The crypto market just took a brutal hit — and it’s got everyone talking. Bitcoin and major altcoins are deep in the red, billions have vanished overnight, and fear is spreading fast. With the Crypto Fear & Greed Index plunging into extreme fear, traders are on edge, watching closely to see if this is just a dip — or the start of something bigger.
What triggered the chaos? And could there still be a twist in this sell-off story? Let’s break it down.
The sharp drop in prices was triggered by rising concerns over a global tariff war — a situation investor Bill Ackman called an “economic nuclear war.” This uncertainty has shaken the markets, pulling Bitcoin down by over 9% and sending major altcoins like XRP, Cardano (ADA), and Dogecoin (DOGE) down as much as 14%. All three fell below important support levels by Monday morning.
Data from CoinMarketCap shows the Crypto Fear & Greed Index has dropped to 17, signaling “extreme fear.” Bitcoin fell to $75,000, dragging the total crypto market cap down by nearly 10% to $2.4 trillion. Berachain led the losses with a 21% crash, hitting a record low of $4.6 — more than 50% below its peak. Other top tokens like AAVE, Litecoin, Lido DAO, Maker, Movement, and Ethena also dropped sharply, losing over 15%.
As the market crashed, more than $1 billion in crypto positions were liquidated. Bitcoin and Ethereum alone made up $638 million of that total. More than 324,000 traders were affected — including one Bitfinex user who lost a staggering $23 million.
The Fear & Greed Index dropping to 17 reflects just how uneasy the market has become.
Charlie Sherry from BTC Markets said the timing of the crash isn’t surprising. Crypto markets tend to have lower liquidity on Sundays, meaning fewer trades can cause bigger price swings. A few large sell-offs can lead to steep drops.

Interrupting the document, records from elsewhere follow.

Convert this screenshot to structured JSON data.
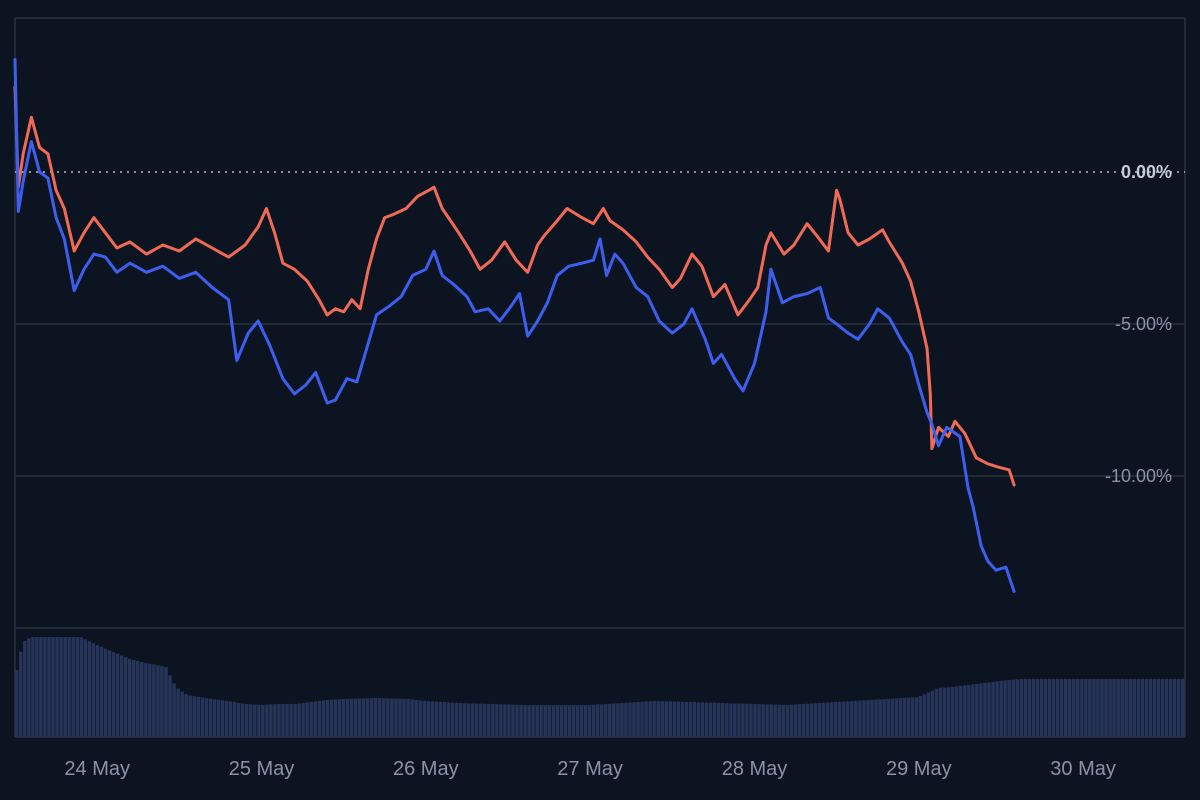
{
  "chart_data": {
    "type": "line",
    "title": "",
    "xlabel": "",
    "ylabel": "",
    "x_tick_labels": [
      "24 May",
      "25 May",
      "26 May",
      "27 May",
      "28 May",
      "29 May",
      "30 May"
    ],
    "y_tick_labels": [
      "0.00%",
      "-5.00%",
      "-10.00%"
    ],
    "y_ticks": [
      0,
      -5,
      -10
    ],
    "ylim": [
      -15,
      5
    ],
    "xlim_days": [
      23.5,
      30.62
    ],
    "grid": true,
    "baseline_value": 0,
    "baseline_label": "0.00%",
    "legend": "none",
    "colors": {
      "background": "#0d1421",
      "grid": "#2a3140",
      "series_red": "#f06a55",
      "series_blue": "#3d5ff0",
      "volume": "#273459",
      "label": "#8a92a6",
      "baseline_label": "#c6cbd6"
    },
    "series": [
      {
        "color": "#f06a55",
        "points": [
          [
            23.5,
            2.8
          ],
          [
            23.52,
            -0.5
          ],
          [
            23.55,
            0.6
          ],
          [
            23.6,
            1.8
          ],
          [
            23.65,
            0.8
          ],
          [
            23.7,
            0.6
          ],
          [
            23.75,
            -0.6
          ],
          [
            23.8,
            -1.2
          ],
          [
            23.86,
            -2.6
          ],
          [
            23.92,
            -2.0
          ],
          [
            23.98,
            -1.5
          ],
          [
            24.05,
            -2.0
          ],
          [
            24.12,
            -2.5
          ],
          [
            24.2,
            -2.3
          ],
          [
            24.3,
            -2.7
          ],
          [
            24.4,
            -2.4
          ],
          [
            24.5,
            -2.6
          ],
          [
            24.6,
            -2.2
          ],
          [
            24.7,
            -2.5
          ],
          [
            24.8,
            -2.8
          ],
          [
            24.9,
            -2.4
          ],
          [
            24.98,
            -1.8
          ],
          [
            25.03,
            -1.2
          ],
          [
            25.08,
            -2.0
          ],
          [
            25.13,
            -3.0
          ],
          [
            25.2,
            -3.2
          ],
          [
            25.28,
            -3.6
          ],
          [
            25.35,
            -4.2
          ],
          [
            25.4,
            -4.7
          ],
          [
            25.45,
            -4.5
          ],
          [
            25.5,
            -4.6
          ],
          [
            25.55,
            -4.2
          ],
          [
            25.6,
            -4.5
          ],
          [
            25.65,
            -3.2
          ],
          [
            25.7,
            -2.2
          ],
          [
            25.75,
            -1.5
          ],
          [
            25.8,
            -1.4
          ],
          [
            25.88,
            -1.2
          ],
          [
            25.95,
            -0.8
          ],
          [
            26.02,
            -0.6
          ],
          [
            26.05,
            -0.5
          ],
          [
            26.1,
            -1.2
          ],
          [
            26.15,
            -1.6
          ],
          [
            26.2,
            -2.0
          ],
          [
            26.27,
            -2.6
          ],
          [
            26.33,
            -3.2
          ],
          [
            26.4,
            -2.9
          ],
          [
            26.48,
            -2.3
          ],
          [
            26.55,
            -2.9
          ],
          [
            26.62,
            -3.3
          ],
          [
            26.68,
            -2.4
          ],
          [
            26.72,
            -2.1
          ],
          [
            26.8,
            -1.6
          ],
          [
            26.86,
            -1.2
          ],
          [
            26.95,
            -1.5
          ],
          [
            27.02,
            -1.7
          ],
          [
            27.08,
            -1.2
          ],
          [
            27.12,
            -1.6
          ],
          [
            27.2,
            -1.9
          ],
          [
            27.28,
            -2.3
          ],
          [
            27.35,
            -2.8
          ],
          [
            27.42,
            -3.2
          ],
          [
            27.5,
            -3.8
          ],
          [
            27.55,
            -3.5
          ],
          [
            27.62,
            -2.7
          ],
          [
            27.68,
            -3.1
          ],
          [
            27.75,
            -4.1
          ],
          [
            27.82,
            -3.7
          ],
          [
            27.9,
            -4.7
          ],
          [
            27.97,
            -4.2
          ],
          [
            28.02,
            -3.8
          ],
          [
            28.07,
            -2.4
          ],
          [
            28.1,
            -2.0
          ],
          [
            28.18,
            -2.7
          ],
          [
            28.24,
            -2.4
          ],
          [
            28.32,
            -1.7
          ],
          [
            28.38,
            -2.1
          ],
          [
            28.45,
            -2.6
          ],
          [
            28.5,
            -0.6
          ],
          [
            28.52,
            -0.9
          ],
          [
            28.57,
            -2.0
          ],
          [
            28.63,
            -2.4
          ],
          [
            28.7,
            -2.2
          ],
          [
            28.78,
            -1.9
          ],
          [
            28.82,
            -2.3
          ],
          [
            28.9,
            -3.0
          ],
          [
            28.95,
            -3.6
          ],
          [
            29.0,
            -4.6
          ],
          [
            29.05,
            -5.8
          ],
          [
            29.07,
            -7.3
          ],
          [
            29.08,
            -9.1
          ],
          [
            29.12,
            -8.4
          ],
          [
            29.18,
            -8.7
          ],
          [
            29.22,
            -8.2
          ],
          [
            29.28,
            -8.6
          ],
          [
            29.35,
            -9.4
          ],
          [
            29.42,
            -9.6
          ],
          [
            29.48,
            -9.7
          ],
          [
            29.55,
            -9.8
          ],
          [
            29.58,
            -10.3
          ]
        ]
      },
      {
        "color": "#3d5ff0",
        "points": [
          [
            23.5,
            3.7
          ],
          [
            23.52,
            -1.3
          ],
          [
            23.55,
            -0.3
          ],
          [
            23.6,
            1.0
          ],
          [
            23.65,
            0.0
          ],
          [
            23.7,
            -0.2
          ],
          [
            23.75,
            -1.5
          ],
          [
            23.8,
            -2.2
          ],
          [
            23.86,
            -3.9
          ],
          [
            23.92,
            -3.2
          ],
          [
            23.98,
            -2.7
          ],
          [
            24.05,
            -2.8
          ],
          [
            24.12,
            -3.3
          ],
          [
            24.2,
            -3.0
          ],
          [
            24.3,
            -3.3
          ],
          [
            24.4,
            -3.1
          ],
          [
            24.5,
            -3.5
          ],
          [
            24.6,
            -3.3
          ],
          [
            24.7,
            -3.8
          ],
          [
            24.8,
            -4.2
          ],
          [
            24.85,
            -6.2
          ],
          [
            24.92,
            -5.3
          ],
          [
            24.98,
            -4.9
          ],
          [
            25.05,
            -5.7
          ],
          [
            25.13,
            -6.8
          ],
          [
            25.2,
            -7.3
          ],
          [
            25.27,
            -7.0
          ],
          [
            25.33,
            -6.6
          ],
          [
            25.4,
            -7.6
          ],
          [
            25.45,
            -7.5
          ],
          [
            25.52,
            -6.8
          ],
          [
            25.58,
            -6.9
          ],
          [
            25.63,
            -6.0
          ],
          [
            25.7,
            -4.7
          ],
          [
            25.78,
            -4.4
          ],
          [
            25.85,
            -4.1
          ],
          [
            25.92,
            -3.4
          ],
          [
            26.0,
            -3.2
          ],
          [
            26.05,
            -2.6
          ],
          [
            26.1,
            -3.4
          ],
          [
            26.17,
            -3.7
          ],
          [
            26.25,
            -4.1
          ],
          [
            26.3,
            -4.6
          ],
          [
            26.38,
            -4.5
          ],
          [
            26.45,
            -4.9
          ],
          [
            26.52,
            -4.4
          ],
          [
            26.57,
            -4.0
          ],
          [
            26.62,
            -5.4
          ],
          [
            26.68,
            -4.9
          ],
          [
            26.74,
            -4.3
          ],
          [
            26.8,
            -3.4
          ],
          [
            26.87,
            -3.1
          ],
          [
            26.95,
            -3.0
          ],
          [
            27.02,
            -2.9
          ],
          [
            27.06,
            -2.2
          ],
          [
            27.1,
            -3.4
          ],
          [
            27.15,
            -2.7
          ],
          [
            27.2,
            -3.0
          ],
          [
            27.28,
            -3.8
          ],
          [
            27.35,
            -4.1
          ],
          [
            27.42,
            -4.9
          ],
          [
            27.5,
            -5.3
          ],
          [
            27.57,
            -5.0
          ],
          [
            27.62,
            -4.5
          ],
          [
            27.7,
            -5.5
          ],
          [
            27.75,
            -6.3
          ],
          [
            27.8,
            -6.0
          ],
          [
            27.88,
            -6.8
          ],
          [
            27.93,
            -7.2
          ],
          [
            28.0,
            -6.3
          ],
          [
            28.07,
            -4.6
          ],
          [
            28.1,
            -3.2
          ],
          [
            28.17,
            -4.3
          ],
          [
            28.24,
            -4.1
          ],
          [
            28.32,
            -4.0
          ],
          [
            28.4,
            -3.8
          ],
          [
            28.45,
            -4.8
          ],
          [
            28.5,
            -5.0
          ],
          [
            28.57,
            -5.3
          ],
          [
            28.63,
            -5.5
          ],
          [
            28.7,
            -5.0
          ],
          [
            28.75,
            -4.5
          ],
          [
            28.82,
            -4.8
          ],
          [
            28.9,
            -5.6
          ],
          [
            28.95,
            -6.0
          ],
          [
            29.0,
            -7.0
          ],
          [
            29.05,
            -7.9
          ],
          [
            29.08,
            -8.3
          ],
          [
            29.12,
            -9.0
          ],
          [
            29.17,
            -8.4
          ],
          [
            29.25,
            -8.7
          ],
          [
            29.3,
            -10.4
          ],
          [
            29.33,
            -11.0
          ],
          [
            29.38,
            -12.3
          ],
          [
            29.42,
            -12.8
          ],
          [
            29.47,
            -13.1
          ],
          [
            29.53,
            -13.0
          ],
          [
            29.58,
            -13.8
          ]
        ]
      }
    ],
    "volume": [
      [
        23.5,
        58
      ],
      [
        23.55,
        95
      ],
      [
        23.6,
        100
      ],
      [
        23.75,
        100
      ],
      [
        23.9,
        100
      ],
      [
        24.0,
        92
      ],
      [
        24.1,
        85
      ],
      [
        24.2,
        78
      ],
      [
        24.3,
        74
      ],
      [
        24.42,
        70
      ],
      [
        24.48,
        50
      ],
      [
        24.55,
        42
      ],
      [
        24.7,
        38
      ],
      [
        24.8,
        36
      ],
      [
        24.9,
        33
      ],
      [
        25.0,
        32
      ],
      [
        25.1,
        33
      ],
      [
        25.2,
        33
      ],
      [
        25.3,
        35
      ],
      [
        25.4,
        37
      ],
      [
        25.5,
        38
      ],
      [
        25.7,
        39
      ],
      [
        25.9,
        38
      ],
      [
        26.0,
        36
      ],
      [
        26.2,
        34
      ],
      [
        26.4,
        33
      ],
      [
        26.6,
        32
      ],
      [
        26.8,
        32
      ],
      [
        27.0,
        32
      ],
      [
        27.2,
        34
      ],
      [
        27.4,
        36
      ],
      [
        27.6,
        35
      ],
      [
        27.8,
        34
      ],
      [
        28.0,
        33
      ],
      [
        28.2,
        32
      ],
      [
        28.4,
        34
      ],
      [
        28.6,
        36
      ],
      [
        28.8,
        38
      ],
      [
        29.0,
        40
      ],
      [
        29.12,
        49
      ],
      [
        29.2,
        50
      ],
      [
        29.35,
        53
      ],
      [
        29.5,
        56
      ],
      [
        29.62,
        58
      ]
    ]
  }
}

Despite the panic, some experts believe there’s still hope. Edul Patel, co-founder and CEO of Mudrex, said investor sentiment is clearly weak — but added that upcoming U.S. government disclosures could change that. Federal agencies are expected to reveal their crypto holdings later today, which might trigger a short-term relief rally.
Federal Crypto Holdings Report Due Today
A White House official told journalist Eleanor Terrett that federal agencies are required to report their Bitcoin and crypto holdings to Treasury Secretary Scott Bessent by Monday. These reports could give markets a better picture of how much digital asset exposure the U.S. government really has.
Some traders are even suggesting a comeback could be on the horizon. BitMEX co-founder Arthur Hayes believes that while fears of global tariffs are hurting the market right now, they might actually help Bitcoin in the long run by driving more interest in decentralized assets.
In crypto, fear can be a signal just as much as a warning – what comes next might surprise both bulls and bears.